Answer
First, because it is cumulative. Everything builds on what came before. So, if you fail to learn/understand one piece, then it is almost impossible to make sense of later parts of mathematics that depend on that piece.
Second, it is taught poorly, especially in early grades. People who become elementary school teachers often (know that they) don't really understand mathematics, and think it is less important for them to fully understand mathematics. Combining this with the first point, you can see why many people will, at some point, find mathematics to be hard
Third, over time, math textbooks get worse. To convince yourself of this, go find a copy of Courant’s 1937 book on calculus. In my opinion, this is the best calculus book ever written. It explains all of the key ideas and illustrates them with real applications. It teaches people how to solve hard problems. The “new math” of the 1960's replaced this approach with an emphasis on abstract theory (possibly inspired by the efforts of Bourbaki to do the same thing to math at the highest level of cutting edge research). This might have been appropriate for the miniscule fraction of people who would go on to become professional mathematicians. But it was a disaster for most students.

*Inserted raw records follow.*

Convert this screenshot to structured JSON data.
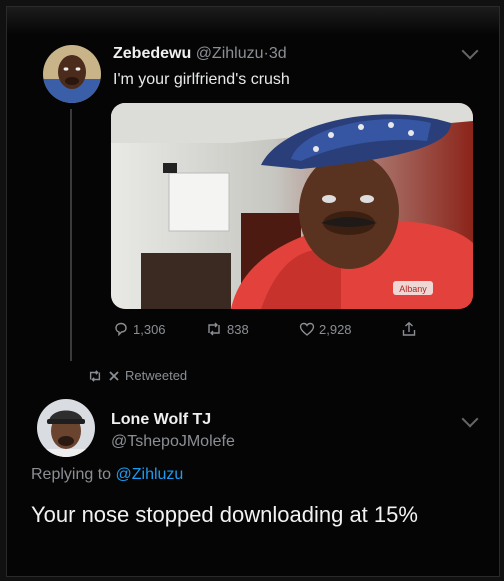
{
  "tweet1": {
    "display_name": "Zebedewu",
    "handle": "@Zihluzu",
    "separator": "·",
    "time": "3d",
    "text": "I'm your girlfriend's crush",
    "media_shirt_text": "Albany",
    "reply_count": "1,306",
    "retweet_count": "838",
    "like_count": "2,928",
    "icons": {
      "reply": "reply-icon",
      "retweet": "retweet-icon",
      "like": "heart-icon",
      "share": "share-icon",
      "more": "chevron-down-icon"
    }
  },
  "retweet_bar": {
    "label": "Retweeted",
    "icons": [
      "retweet-icon",
      "close-icon"
    ]
  },
  "tweet2": {
    "display_name": "Lone Wolf TJ",
    "handle": "@TshepoJMolefe",
    "replying_prefix": "Replying to",
    "replying_to": "@Zihluzu",
    "text": "Your nose stopped downloading at 15%"
  },
  "colors": {
    "background": "#050505",
    "link": "#1d9bf0",
    "muted": "#8b8f94",
    "text": "#e7e9ea"
  }
}
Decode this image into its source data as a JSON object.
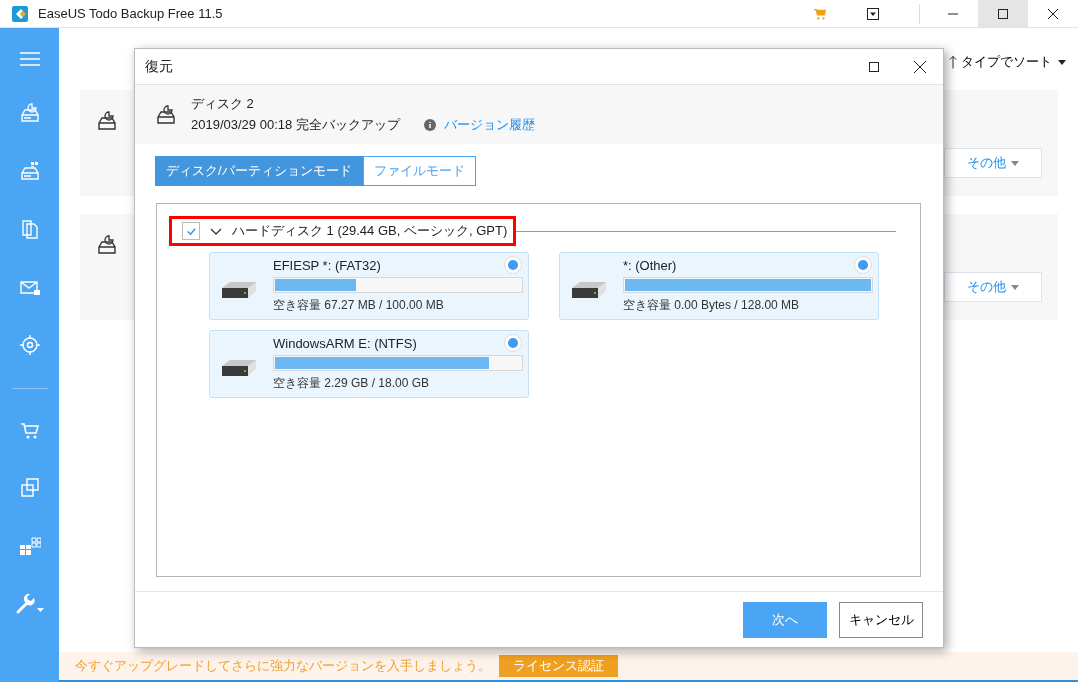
{
  "window": {
    "title": "EaseUS Todo Backup Free 11.5"
  },
  "sort": {
    "label": "タイプでソート"
  },
  "backup_cards": [
    {
      "button": "その他"
    },
    {
      "button": "その他"
    }
  ],
  "dialog": {
    "title": "復元",
    "source": {
      "name": "ディスク 2",
      "detail": "2019/03/29 00:18 完全バックアップ",
      "link": "バージョン履歴"
    },
    "tabs": [
      {
        "label": "ディスク/パーティションモード",
        "selected": true
      },
      {
        "label": "ファイルモード",
        "selected": false
      }
    ],
    "disk": {
      "label": "ハードディスク 1 (29.44 GB, ベーシック, GPT)",
      "checked": true,
      "expanded": true
    },
    "partitions": [
      {
        "name": "EFIESP *: (FAT32)",
        "free": "空き容量 67.27 MB / 100.00 MB",
        "level": 0.33,
        "selected": true
      },
      {
        "name": "*: (Other)",
        "free": "空き容量 0.00 Bytes / 128.00 MB",
        "level": 1,
        "selected": true
      },
      {
        "name": "WindowsARM E: (NTFS)",
        "free": "空き容量 2.29 GB / 18.00 GB",
        "level": 0.87,
        "selected": true
      }
    ],
    "buttons": [
      {
        "label": "次へ",
        "kind": "primary"
      },
      {
        "label": "キャンセル",
        "kind": "secondary"
      }
    ]
  },
  "banner": {
    "text": "今すぐアップグレードしてさらに強力なバージョンを入手しましょう。",
    "button": "ライセンス認証"
  }
}
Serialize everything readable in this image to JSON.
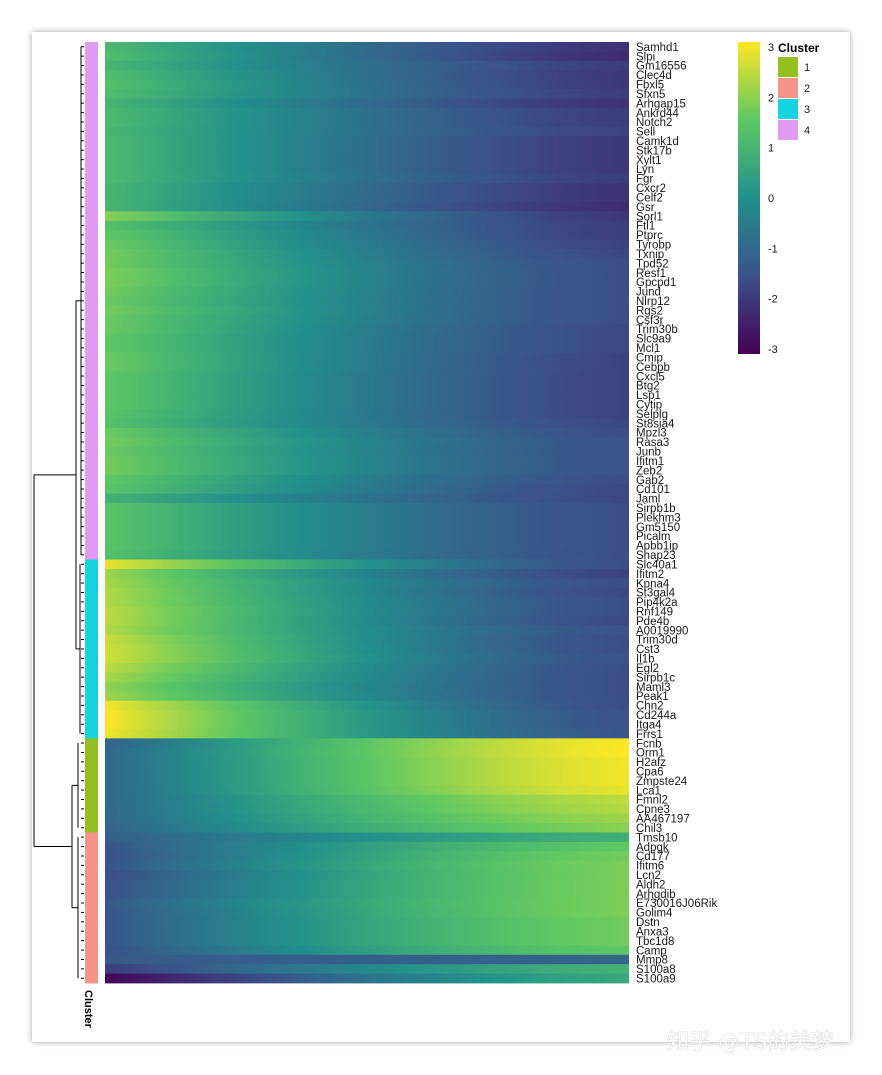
{
  "chart_data": {
    "type": "heatmap",
    "title": "",
    "xlabel": "",
    "ylabel": "",
    "colorbar": {
      "ticks": [
        "3",
        "2",
        "1",
        "0",
        "-1",
        "-2",
        "-3"
      ],
      "range": [
        -3,
        3
      ],
      "colors": [
        "#440154",
        "#3b528b",
        "#21908c",
        "#5dc863",
        "#fde725"
      ]
    },
    "cluster_legend": {
      "title": "Cluster",
      "entries": [
        {
          "label": "1",
          "color": "#93c01f"
        },
        {
          "label": "2",
          "color": "#f8938a"
        },
        {
          "label": "3",
          "color": "#13d4df"
        },
        {
          "label": "4",
          "color": "#df9cf2"
        }
      ]
    },
    "cluster_axis_label": "Cluster",
    "rows": [
      {
        "gene": "Samhd1",
        "cluster": "4",
        "start": 1.1,
        "end": -2.1
      },
      {
        "gene": "Slpi",
        "cluster": "4",
        "start": 1.2,
        "end": -2.2
      },
      {
        "gene": "Gm16556",
        "cluster": "4",
        "start": 1.0,
        "end": -1.9
      },
      {
        "gene": "Clec4d",
        "cluster": "4",
        "start": 1.2,
        "end": -2.0
      },
      {
        "gene": "Fbxl5",
        "cluster": "4",
        "start": 1.3,
        "end": -2.0
      },
      {
        "gene": "Sfxn5",
        "cluster": "4",
        "start": 1.2,
        "end": -1.9
      },
      {
        "gene": "Arhgap15",
        "cluster": "4",
        "start": 1.0,
        "end": -2.1
      },
      {
        "gene": "Ankrd44",
        "cluster": "4",
        "start": 1.1,
        "end": -1.9
      },
      {
        "gene": "Notch2",
        "cluster": "4",
        "start": 1.1,
        "end": -1.9
      },
      {
        "gene": "Sell",
        "cluster": "4",
        "start": 1.0,
        "end": -1.8
      },
      {
        "gene": "Camk1d",
        "cluster": "4",
        "start": 1.1,
        "end": -2.0
      },
      {
        "gene": "Stk17b",
        "cluster": "4",
        "start": 1.1,
        "end": -2.0
      },
      {
        "gene": "Xylt1",
        "cluster": "4",
        "start": 1.1,
        "end": -2.0
      },
      {
        "gene": "Lyn",
        "cluster": "4",
        "start": 1.1,
        "end": -2.0
      },
      {
        "gene": "Fgr",
        "cluster": "4",
        "start": 1.1,
        "end": -1.9
      },
      {
        "gene": "Cxcr2",
        "cluster": "4",
        "start": 1.0,
        "end": -2.1
      },
      {
        "gene": "Celf2",
        "cluster": "4",
        "start": 1.0,
        "end": -2.1
      },
      {
        "gene": "Gsr",
        "cluster": "4",
        "start": 1.0,
        "end": -2.2
      },
      {
        "gene": "Sorl1",
        "cluster": "4",
        "start": 1.9,
        "end": -2.0
      },
      {
        "gene": "Ftl1",
        "cluster": "4",
        "start": 1.3,
        "end": -1.9
      },
      {
        "gene": "Ptprc",
        "cluster": "4",
        "start": 1.5,
        "end": -1.9
      },
      {
        "gene": "Tyrobp",
        "cluster": "4",
        "start": 1.6,
        "end": -1.8
      },
      {
        "gene": "Txnip",
        "cluster": "4",
        "start": 1.7,
        "end": -1.7
      },
      {
        "gene": "Tpd52",
        "cluster": "4",
        "start": 1.7,
        "end": -1.6
      },
      {
        "gene": "Resf1",
        "cluster": "4",
        "start": 1.8,
        "end": -1.6
      },
      {
        "gene": "Gpcpd1",
        "cluster": "4",
        "start": 1.8,
        "end": -1.6
      },
      {
        "gene": "Jund",
        "cluster": "4",
        "start": 1.7,
        "end": -1.6
      },
      {
        "gene": "Nlrp12",
        "cluster": "4",
        "start": 1.6,
        "end": -1.6
      },
      {
        "gene": "Rgs2",
        "cluster": "4",
        "start": 1.7,
        "end": -1.6
      },
      {
        "gene": "Csf3r",
        "cluster": "4",
        "start": 1.6,
        "end": -1.6
      },
      {
        "gene": "Trim30b",
        "cluster": "4",
        "start": 1.6,
        "end": -1.7
      },
      {
        "gene": "Slc9a9",
        "cluster": "4",
        "start": 1.5,
        "end": -1.7
      },
      {
        "gene": "Mcl1",
        "cluster": "4",
        "start": 1.5,
        "end": -1.7
      },
      {
        "gene": "Cmip",
        "cluster": "4",
        "start": 1.6,
        "end": -1.8
      },
      {
        "gene": "Cebpb",
        "cluster": "4",
        "start": 1.6,
        "end": -1.8
      },
      {
        "gene": "Cxcl5",
        "cluster": "4",
        "start": 1.5,
        "end": -1.8
      },
      {
        "gene": "Btg2",
        "cluster": "4",
        "start": 1.5,
        "end": -1.8
      },
      {
        "gene": "Lsp1",
        "cluster": "4",
        "start": 1.5,
        "end": -1.8
      },
      {
        "gene": "Cytip",
        "cluster": "4",
        "start": 1.5,
        "end": -1.8
      },
      {
        "gene": "Selplg",
        "cluster": "4",
        "start": 1.4,
        "end": -1.8
      },
      {
        "gene": "St8sia4",
        "cluster": "4",
        "start": 1.3,
        "end": -1.7
      },
      {
        "gene": "Mpzl3",
        "cluster": "4",
        "start": 1.6,
        "end": -1.6
      },
      {
        "gene": "Rasa3",
        "cluster": "4",
        "start": 1.7,
        "end": -1.5
      },
      {
        "gene": "Junb",
        "cluster": "4",
        "start": 1.6,
        "end": -1.5
      },
      {
        "gene": "Ifitm1",
        "cluster": "4",
        "start": 1.7,
        "end": -1.5
      },
      {
        "gene": "Zeb2",
        "cluster": "4",
        "start": 1.7,
        "end": -1.5
      },
      {
        "gene": "Gab2",
        "cluster": "4",
        "start": 1.5,
        "end": -1.6
      },
      {
        "gene": "Cd101",
        "cluster": "4",
        "start": 1.4,
        "end": -1.7
      },
      {
        "gene": "Jaml",
        "cluster": "4",
        "start": 0.9,
        "end": -1.7
      },
      {
        "gene": "Sirpb1b",
        "cluster": "4",
        "start": 1.4,
        "end": -1.6
      },
      {
        "gene": "Plekhm3",
        "cluster": "4",
        "start": 1.4,
        "end": -1.6
      },
      {
        "gene": "Gm5150",
        "cluster": "4",
        "start": 1.4,
        "end": -1.6
      },
      {
        "gene": "Picalm",
        "cluster": "4",
        "start": 1.4,
        "end": -1.6
      },
      {
        "gene": "Apbb1ip",
        "cluster": "4",
        "start": 1.4,
        "end": -1.6
      },
      {
        "gene": "Shap23",
        "cluster": "4",
        "start": 1.3,
        "end": -1.6
      },
      {
        "gene": "Slc40a1",
        "cluster": "3",
        "start": 2.8,
        "end": -1.6
      },
      {
        "gene": "Ifitm2",
        "cluster": "3",
        "start": 2.1,
        "end": -1.8
      },
      {
        "gene": "Kpna4",
        "cluster": "3",
        "start": 2.2,
        "end": -1.6
      },
      {
        "gene": "St3gal4",
        "cluster": "3",
        "start": 2.3,
        "end": -1.7
      },
      {
        "gene": "Pip4k2a",
        "cluster": "3",
        "start": 2.3,
        "end": -1.6
      },
      {
        "gene": "Rnf149",
        "cluster": "3",
        "start": 2.4,
        "end": -1.6
      },
      {
        "gene": "Pde4b",
        "cluster": "3",
        "start": 2.4,
        "end": -1.7
      },
      {
        "gene": "A0019990",
        "cluster": "3",
        "start": 2.3,
        "end": -1.5
      },
      {
        "gene": "Trim30d",
        "cluster": "3",
        "start": 2.5,
        "end": -1.6
      },
      {
        "gene": "Cst3",
        "cluster": "3",
        "start": 2.6,
        "end": -1.6
      },
      {
        "gene": "Il1b",
        "cluster": "3",
        "start": 2.6,
        "end": -1.5
      },
      {
        "gene": "Egl2",
        "cluster": "3",
        "start": 2.4,
        "end": -1.6
      },
      {
        "gene": "Sirpb1c",
        "cluster": "3",
        "start": 2.2,
        "end": -1.6
      },
      {
        "gene": "Maml3",
        "cluster": "3",
        "start": 2.0,
        "end": -1.6
      },
      {
        "gene": "Peak1",
        "cluster": "3",
        "start": 2.1,
        "end": -1.6
      },
      {
        "gene": "Chn2",
        "cluster": "3",
        "start": 2.9,
        "end": -1.6
      },
      {
        "gene": "Cd244a",
        "cluster": "3",
        "start": 3.0,
        "end": -1.5
      },
      {
        "gene": "Itga4",
        "cluster": "3",
        "start": 3.0,
        "end": -1.5
      },
      {
        "gene": "Frrs1",
        "cluster": "3",
        "start": 2.9,
        "end": -1.4
      },
      {
        "gene": "Fcnb",
        "cluster": "1",
        "start": -1.1,
        "end": 3.0
      },
      {
        "gene": "Orm1",
        "cluster": "1",
        "start": -1.0,
        "end": 3.0
      },
      {
        "gene": "H2afz",
        "cluster": "1",
        "start": -1.0,
        "end": 2.9
      },
      {
        "gene": "Cpa6",
        "cluster": "1",
        "start": -1.0,
        "end": 2.9
      },
      {
        "gene": "Zmpste24",
        "cluster": "1",
        "start": -1.0,
        "end": 2.9
      },
      {
        "gene": "Lca1",
        "cluster": "1",
        "start": -1.0,
        "end": 2.8
      },
      {
        "gene": "Fmnl2",
        "cluster": "1",
        "start": -1.0,
        "end": 2.4
      },
      {
        "gene": "Cpne3",
        "cluster": "1",
        "start": -1.0,
        "end": 2.3
      },
      {
        "gene": "AA467197",
        "cluster": "1",
        "start": -1.0,
        "end": 2.1
      },
      {
        "gene": "Chil3",
        "cluster": "1",
        "start": -1.1,
        "end": 1.9
      },
      {
        "gene": "Tmsb10",
        "cluster": "2",
        "start": -1.2,
        "end": 0.8
      },
      {
        "gene": "Adpgk",
        "cluster": "2",
        "start": -1.4,
        "end": 1.5
      },
      {
        "gene": "Cd177",
        "cluster": "2",
        "start": -1.5,
        "end": 1.7
      },
      {
        "gene": "Ifitm6",
        "cluster": "2",
        "start": -1.4,
        "end": 1.8
      },
      {
        "gene": "Lcn2",
        "cluster": "2",
        "start": -1.6,
        "end": 1.8
      },
      {
        "gene": "Aldh2",
        "cluster": "2",
        "start": -1.5,
        "end": 1.8
      },
      {
        "gene": "Arhgdib",
        "cluster": "2",
        "start": -1.5,
        "end": 1.8
      },
      {
        "gene": "E730016J06Rik",
        "cluster": "2",
        "start": -1.3,
        "end": 1.8
      },
      {
        "gene": "Golim4",
        "cluster": "2",
        "start": -1.4,
        "end": 1.8
      },
      {
        "gene": "Dstn",
        "cluster": "2",
        "start": -1.4,
        "end": 1.7
      },
      {
        "gene": "Anxa3",
        "cluster": "2",
        "start": -1.4,
        "end": 1.7
      },
      {
        "gene": "Tbc1d8",
        "cluster": "2",
        "start": -1.4,
        "end": 1.7
      },
      {
        "gene": "Camp",
        "cluster": "2",
        "start": -1.5,
        "end": 1.5
      },
      {
        "gene": "Mmp8",
        "cluster": "2",
        "start": -1.3,
        "end": -1.1
      },
      {
        "gene": "S100a8",
        "cluster": "2",
        "start": -1.9,
        "end": 0.9
      },
      {
        "gene": "S100a9",
        "cluster": "2",
        "start": -2.9,
        "end": 0.6
      }
    ]
  },
  "watermark": "知乎 @TS的美梦"
}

The over-reaction was to remove most of the theoretical aspects, and replace them with … effectively nothing. This resulted in textbooks without adequate theory and without real applications. Instead, students got (and still get) drill-and-kill based on pattern recognition rather than understanding. And they got obviously artificial problems like “the melting snowman walking past the lamppost” that encouraged students to believe that calculus had nothing useful to offer.